My application serves a large number of domains. Some domains have unexpectedly high traffic sometimes. To handle their traffic on Backend (microservices architecture built in Golang), I setup Redis Rate Limiter along with the cache in the gateway layer for the API (using the go-redis library), which serves the content of home page for those domains. The logic for the Redis Rate limiter is that whenever any request for the domain arrives:
- I call a GET KEY request on redis to get the current value of counter
- If that key doesn't exist in redis or the counter value is less than 500, then I call SET redis command in go thread with counter incremented by one and expiry set to 15 minutes.
- After that, I return the result from internal APIs of multiple microservices called from that gateway layer API. Now, in case the counter value is greater than or equal to 500, then I simple serves the content from redis cache.
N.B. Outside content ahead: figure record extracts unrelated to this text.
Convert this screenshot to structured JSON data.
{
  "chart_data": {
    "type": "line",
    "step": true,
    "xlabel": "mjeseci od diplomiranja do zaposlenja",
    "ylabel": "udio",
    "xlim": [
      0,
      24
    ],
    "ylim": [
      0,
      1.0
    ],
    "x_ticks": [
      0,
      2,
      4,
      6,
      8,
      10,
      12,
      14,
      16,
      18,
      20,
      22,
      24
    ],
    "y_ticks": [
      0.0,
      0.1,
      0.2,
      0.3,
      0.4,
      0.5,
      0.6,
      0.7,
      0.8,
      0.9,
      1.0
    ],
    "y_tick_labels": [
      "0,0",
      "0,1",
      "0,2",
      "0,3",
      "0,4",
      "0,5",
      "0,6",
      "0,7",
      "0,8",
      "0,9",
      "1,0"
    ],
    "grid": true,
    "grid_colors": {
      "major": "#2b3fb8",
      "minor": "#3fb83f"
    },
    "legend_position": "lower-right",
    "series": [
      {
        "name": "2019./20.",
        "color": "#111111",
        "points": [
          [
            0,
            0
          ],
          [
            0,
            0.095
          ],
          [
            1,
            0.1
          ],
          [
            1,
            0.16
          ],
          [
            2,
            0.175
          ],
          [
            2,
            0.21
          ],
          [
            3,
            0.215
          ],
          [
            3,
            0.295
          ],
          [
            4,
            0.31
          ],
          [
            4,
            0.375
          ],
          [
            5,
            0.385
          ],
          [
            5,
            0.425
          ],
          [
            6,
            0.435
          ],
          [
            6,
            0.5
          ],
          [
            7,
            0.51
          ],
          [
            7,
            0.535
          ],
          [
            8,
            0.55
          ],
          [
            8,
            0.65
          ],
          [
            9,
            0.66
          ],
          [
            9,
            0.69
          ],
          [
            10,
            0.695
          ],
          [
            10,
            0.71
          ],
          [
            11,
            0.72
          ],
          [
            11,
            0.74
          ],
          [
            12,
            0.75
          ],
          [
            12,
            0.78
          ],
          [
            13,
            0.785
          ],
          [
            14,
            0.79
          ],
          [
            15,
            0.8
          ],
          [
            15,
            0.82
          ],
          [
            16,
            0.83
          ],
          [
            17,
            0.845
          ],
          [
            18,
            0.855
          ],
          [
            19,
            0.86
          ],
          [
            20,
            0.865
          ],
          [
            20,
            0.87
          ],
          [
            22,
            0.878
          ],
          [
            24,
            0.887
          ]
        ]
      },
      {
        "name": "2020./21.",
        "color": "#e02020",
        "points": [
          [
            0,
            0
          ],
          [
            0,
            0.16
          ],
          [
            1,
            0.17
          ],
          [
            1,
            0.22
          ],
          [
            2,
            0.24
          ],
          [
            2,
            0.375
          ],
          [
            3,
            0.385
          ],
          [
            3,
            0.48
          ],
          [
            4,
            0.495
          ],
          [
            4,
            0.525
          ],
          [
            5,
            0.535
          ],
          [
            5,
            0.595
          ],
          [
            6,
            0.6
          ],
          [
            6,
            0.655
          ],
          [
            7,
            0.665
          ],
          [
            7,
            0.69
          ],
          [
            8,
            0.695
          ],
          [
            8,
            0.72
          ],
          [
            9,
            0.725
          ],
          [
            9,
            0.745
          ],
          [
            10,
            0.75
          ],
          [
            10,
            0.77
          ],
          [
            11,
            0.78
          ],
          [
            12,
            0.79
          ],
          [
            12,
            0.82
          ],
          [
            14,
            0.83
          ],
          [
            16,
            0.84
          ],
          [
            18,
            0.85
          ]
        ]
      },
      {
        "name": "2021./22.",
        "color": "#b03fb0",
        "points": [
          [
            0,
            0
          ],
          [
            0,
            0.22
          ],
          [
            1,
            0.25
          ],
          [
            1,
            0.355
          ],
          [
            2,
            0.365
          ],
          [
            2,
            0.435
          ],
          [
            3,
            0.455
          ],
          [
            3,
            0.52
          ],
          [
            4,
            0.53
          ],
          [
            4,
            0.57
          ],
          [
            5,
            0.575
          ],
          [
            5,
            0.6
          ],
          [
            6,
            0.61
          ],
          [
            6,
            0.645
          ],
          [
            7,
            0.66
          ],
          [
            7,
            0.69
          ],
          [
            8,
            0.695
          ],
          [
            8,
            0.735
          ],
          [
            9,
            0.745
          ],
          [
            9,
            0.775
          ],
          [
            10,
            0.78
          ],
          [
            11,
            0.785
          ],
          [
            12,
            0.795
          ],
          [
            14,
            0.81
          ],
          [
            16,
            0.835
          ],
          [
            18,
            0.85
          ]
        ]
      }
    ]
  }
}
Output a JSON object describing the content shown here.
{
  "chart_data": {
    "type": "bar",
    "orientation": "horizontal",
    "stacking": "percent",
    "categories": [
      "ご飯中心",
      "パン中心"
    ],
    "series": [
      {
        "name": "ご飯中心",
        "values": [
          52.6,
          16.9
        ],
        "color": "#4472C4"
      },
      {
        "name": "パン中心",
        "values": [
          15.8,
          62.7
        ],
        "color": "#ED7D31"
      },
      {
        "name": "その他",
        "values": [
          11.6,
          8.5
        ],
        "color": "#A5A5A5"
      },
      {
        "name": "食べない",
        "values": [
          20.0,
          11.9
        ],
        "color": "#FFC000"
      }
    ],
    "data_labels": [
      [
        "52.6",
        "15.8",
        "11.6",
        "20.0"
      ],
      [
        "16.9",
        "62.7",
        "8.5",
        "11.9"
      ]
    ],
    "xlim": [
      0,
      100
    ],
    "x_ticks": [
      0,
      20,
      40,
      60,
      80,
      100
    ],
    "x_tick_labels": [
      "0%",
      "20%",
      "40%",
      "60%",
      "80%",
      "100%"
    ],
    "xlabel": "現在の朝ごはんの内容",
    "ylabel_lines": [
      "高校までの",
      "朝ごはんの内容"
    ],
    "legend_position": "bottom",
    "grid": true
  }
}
In my redis rate limiter, I have created a separate key for each domain in the format "DOMAIN:COUNTER".
Now, I encountered a problem where my gateway layer API got simultaneous requests from a large number of domains at the same time, but none of the requests counter for individual domains crossed 500 and cumulative requests were increased way too much. However, since I was incrementing Redis counter in a go thread, so a large number of go threads were created in that specific period, which caused CPU spikes on that gateway layer server and also created a large number of Redis connections at the same time, because only SET redis Command was being called instead of GET KEY.
As of now, I replaced the SET command with INCR command in REDIS and new logic of redis rate limiter is:
- I call a GET KEY request on redis to get the current value of counter.
- If that key doesn't exist in redis or the counter value is less than 500, then I call SET redis command in go thread with counter incremented by one and expiry set to 15 minutes.
- After that, I return the result from internal APIs of multiple microservices called from that gateway layer API.
How do I fix this issue ?